Short-term reduction, two to four weeks in late December and/or January, would be conducted by archery or firearm by participating landowners and/or two designees, only on that land. Landowners would specify hunting method and oversee safe implementation. The town and IFW would register and vet participants. Harvest numbers would be unrestricted. The program would run once per year for two years, and potentially continue one to two additional years.
The goal is to reduce population to levels that minimize public concern.
“This is a very controlled process,” said Kelley.
A subsequent long-term strategy will maintain reduced population using state-regulated archery. A target density of 10-15 deer per square mile is considered effective for reducing ticks and should also reduce car/deer accidents and property damage, the task force says.

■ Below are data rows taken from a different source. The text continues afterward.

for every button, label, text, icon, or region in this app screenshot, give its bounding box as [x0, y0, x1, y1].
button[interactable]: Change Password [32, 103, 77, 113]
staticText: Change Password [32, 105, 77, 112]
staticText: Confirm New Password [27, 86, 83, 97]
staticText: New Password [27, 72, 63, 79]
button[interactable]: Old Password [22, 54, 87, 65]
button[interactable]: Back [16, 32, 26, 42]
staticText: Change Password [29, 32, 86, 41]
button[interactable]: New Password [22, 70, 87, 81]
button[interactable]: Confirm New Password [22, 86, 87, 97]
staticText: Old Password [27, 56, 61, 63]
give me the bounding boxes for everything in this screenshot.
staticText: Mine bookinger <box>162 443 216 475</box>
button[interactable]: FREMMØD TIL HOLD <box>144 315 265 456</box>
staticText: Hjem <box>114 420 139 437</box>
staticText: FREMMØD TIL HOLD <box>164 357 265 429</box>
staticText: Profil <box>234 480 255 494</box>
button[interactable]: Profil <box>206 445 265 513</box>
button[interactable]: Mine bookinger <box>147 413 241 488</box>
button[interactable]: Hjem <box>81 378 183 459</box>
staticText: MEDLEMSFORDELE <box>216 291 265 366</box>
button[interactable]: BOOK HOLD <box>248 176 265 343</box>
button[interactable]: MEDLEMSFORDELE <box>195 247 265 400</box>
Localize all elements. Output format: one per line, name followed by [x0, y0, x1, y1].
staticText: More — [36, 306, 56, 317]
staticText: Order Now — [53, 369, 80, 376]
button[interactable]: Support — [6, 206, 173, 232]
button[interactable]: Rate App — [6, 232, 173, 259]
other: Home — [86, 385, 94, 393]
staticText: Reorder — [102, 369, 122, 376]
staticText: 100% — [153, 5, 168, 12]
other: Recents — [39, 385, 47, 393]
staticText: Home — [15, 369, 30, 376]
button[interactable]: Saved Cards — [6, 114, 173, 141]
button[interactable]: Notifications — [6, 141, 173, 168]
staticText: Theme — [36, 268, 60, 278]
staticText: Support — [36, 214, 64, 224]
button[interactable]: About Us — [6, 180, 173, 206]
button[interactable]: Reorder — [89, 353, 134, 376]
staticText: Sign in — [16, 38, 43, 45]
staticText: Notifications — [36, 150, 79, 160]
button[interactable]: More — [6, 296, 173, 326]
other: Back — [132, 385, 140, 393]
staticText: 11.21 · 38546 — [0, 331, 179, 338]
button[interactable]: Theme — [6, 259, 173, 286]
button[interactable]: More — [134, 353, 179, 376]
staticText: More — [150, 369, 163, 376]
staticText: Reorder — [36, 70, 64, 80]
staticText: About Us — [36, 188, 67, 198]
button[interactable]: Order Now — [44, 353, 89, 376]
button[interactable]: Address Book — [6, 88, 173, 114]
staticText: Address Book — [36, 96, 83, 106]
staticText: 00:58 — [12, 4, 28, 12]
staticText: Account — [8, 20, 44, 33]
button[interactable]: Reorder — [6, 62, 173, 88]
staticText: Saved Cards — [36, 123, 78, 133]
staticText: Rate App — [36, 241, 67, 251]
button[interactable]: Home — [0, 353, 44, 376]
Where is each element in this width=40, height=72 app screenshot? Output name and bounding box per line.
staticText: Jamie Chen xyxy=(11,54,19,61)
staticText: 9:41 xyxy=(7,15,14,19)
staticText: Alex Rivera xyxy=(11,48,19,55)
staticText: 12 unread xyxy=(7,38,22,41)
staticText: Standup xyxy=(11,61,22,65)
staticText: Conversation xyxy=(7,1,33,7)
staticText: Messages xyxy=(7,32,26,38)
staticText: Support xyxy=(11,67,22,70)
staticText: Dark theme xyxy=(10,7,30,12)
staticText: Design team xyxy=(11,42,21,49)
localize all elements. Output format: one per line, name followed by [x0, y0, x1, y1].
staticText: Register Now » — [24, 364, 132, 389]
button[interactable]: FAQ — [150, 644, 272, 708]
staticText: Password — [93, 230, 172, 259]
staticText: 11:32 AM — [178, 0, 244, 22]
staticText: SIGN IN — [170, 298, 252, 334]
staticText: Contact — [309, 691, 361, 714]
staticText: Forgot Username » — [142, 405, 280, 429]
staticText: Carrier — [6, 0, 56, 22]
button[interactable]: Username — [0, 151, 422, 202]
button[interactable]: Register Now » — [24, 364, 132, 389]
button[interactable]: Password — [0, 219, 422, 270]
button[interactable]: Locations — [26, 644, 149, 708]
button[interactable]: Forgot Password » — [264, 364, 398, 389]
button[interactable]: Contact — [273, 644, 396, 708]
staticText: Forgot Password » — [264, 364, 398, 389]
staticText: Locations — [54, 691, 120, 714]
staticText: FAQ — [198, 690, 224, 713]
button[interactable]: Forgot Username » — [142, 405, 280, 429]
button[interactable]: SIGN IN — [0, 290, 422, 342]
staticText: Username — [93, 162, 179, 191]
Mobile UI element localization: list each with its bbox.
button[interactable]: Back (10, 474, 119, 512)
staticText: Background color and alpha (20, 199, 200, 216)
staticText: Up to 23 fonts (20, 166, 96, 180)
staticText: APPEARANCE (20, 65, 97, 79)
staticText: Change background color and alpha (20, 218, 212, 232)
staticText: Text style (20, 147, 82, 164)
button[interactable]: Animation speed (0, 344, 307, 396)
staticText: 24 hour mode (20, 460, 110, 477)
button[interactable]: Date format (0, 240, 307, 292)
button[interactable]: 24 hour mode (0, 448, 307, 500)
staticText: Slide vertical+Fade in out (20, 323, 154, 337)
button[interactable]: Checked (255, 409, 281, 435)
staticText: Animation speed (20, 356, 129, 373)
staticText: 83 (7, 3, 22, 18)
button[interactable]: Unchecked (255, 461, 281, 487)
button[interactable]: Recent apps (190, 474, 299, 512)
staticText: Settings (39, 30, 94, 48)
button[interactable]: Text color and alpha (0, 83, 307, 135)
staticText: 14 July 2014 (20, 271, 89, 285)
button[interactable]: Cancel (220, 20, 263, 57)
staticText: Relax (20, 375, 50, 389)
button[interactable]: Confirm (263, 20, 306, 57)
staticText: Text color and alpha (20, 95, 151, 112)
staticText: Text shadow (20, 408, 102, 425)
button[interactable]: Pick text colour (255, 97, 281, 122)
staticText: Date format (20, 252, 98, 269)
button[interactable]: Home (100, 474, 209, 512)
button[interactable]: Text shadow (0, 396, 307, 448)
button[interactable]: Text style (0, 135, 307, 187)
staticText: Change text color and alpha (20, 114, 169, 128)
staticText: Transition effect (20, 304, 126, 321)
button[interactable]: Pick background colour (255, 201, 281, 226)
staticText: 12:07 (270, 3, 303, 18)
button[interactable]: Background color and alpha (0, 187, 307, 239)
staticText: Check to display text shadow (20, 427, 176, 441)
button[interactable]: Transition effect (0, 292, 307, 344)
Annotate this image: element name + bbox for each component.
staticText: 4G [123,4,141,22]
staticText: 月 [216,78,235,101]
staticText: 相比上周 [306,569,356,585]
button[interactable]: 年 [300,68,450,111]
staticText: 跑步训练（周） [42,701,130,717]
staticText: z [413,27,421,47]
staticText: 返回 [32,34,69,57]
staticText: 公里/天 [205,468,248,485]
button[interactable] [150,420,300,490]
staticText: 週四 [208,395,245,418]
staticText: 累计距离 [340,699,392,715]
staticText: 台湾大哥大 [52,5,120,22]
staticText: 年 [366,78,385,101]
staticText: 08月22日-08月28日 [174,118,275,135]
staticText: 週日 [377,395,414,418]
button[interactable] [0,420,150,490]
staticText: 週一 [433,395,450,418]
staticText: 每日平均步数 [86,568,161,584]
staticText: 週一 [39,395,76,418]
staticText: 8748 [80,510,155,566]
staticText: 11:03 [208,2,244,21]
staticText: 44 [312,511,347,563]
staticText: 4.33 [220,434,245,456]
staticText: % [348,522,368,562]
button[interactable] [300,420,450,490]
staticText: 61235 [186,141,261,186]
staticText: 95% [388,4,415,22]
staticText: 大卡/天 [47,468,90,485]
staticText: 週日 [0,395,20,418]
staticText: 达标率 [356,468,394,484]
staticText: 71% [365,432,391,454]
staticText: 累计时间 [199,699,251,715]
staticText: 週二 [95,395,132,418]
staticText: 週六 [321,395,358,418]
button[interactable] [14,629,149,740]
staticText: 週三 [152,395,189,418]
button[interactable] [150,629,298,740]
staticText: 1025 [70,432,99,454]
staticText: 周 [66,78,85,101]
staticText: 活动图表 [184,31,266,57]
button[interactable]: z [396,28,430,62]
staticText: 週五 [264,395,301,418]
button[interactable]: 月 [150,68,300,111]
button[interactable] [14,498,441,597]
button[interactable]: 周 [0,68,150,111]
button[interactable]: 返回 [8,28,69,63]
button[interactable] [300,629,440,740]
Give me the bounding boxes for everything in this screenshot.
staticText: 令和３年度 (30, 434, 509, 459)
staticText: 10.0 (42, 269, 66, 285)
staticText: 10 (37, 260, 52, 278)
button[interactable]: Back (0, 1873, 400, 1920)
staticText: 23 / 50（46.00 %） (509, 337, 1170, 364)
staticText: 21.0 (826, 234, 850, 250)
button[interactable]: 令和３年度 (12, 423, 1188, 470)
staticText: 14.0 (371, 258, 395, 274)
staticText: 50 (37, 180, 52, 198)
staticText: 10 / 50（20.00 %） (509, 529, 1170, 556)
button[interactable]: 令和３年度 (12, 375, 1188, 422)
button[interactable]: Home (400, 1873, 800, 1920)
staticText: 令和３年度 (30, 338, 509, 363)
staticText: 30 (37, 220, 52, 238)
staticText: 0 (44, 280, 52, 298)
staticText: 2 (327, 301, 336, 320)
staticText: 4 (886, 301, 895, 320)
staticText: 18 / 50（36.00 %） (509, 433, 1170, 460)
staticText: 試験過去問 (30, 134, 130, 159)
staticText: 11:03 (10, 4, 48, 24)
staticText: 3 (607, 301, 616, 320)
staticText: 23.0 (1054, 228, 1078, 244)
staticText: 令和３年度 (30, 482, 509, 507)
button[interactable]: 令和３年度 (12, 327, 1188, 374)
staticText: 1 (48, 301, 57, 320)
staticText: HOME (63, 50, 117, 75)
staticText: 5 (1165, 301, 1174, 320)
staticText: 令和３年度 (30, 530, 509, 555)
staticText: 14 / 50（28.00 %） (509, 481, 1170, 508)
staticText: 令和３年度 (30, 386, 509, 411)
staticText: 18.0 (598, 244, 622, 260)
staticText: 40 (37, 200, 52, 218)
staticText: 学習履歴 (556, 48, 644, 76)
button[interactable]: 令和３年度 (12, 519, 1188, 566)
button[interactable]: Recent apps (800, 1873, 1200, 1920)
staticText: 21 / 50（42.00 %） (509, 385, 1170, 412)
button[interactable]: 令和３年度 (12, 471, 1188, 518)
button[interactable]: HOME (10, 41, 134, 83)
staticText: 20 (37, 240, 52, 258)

IFW Region C wildlife biologist Thomas Schaeffer said the proposal is similar to programs on three islands off MDI—the Cranberries, Frenchboro and Swan’s.
“Each consists of short- and long-term plans to reduce deer numbers and keep that population at a reduced level,” Schaeffer said. “In all cases, we used island landowners and designees.”
At one time, he recounted, Swan’s Island was reluctant to allow hunting. That changed one evening, when a carload of teens collided with a small herd of deer, rolling the car. The responding ambulance never got there; it hit a herd and crashed.
“That’s when people said, ‘That’s enough.'”
Lyme disease may be another balance-tipper, Schaeffer said: “I think that’s a game-changer.”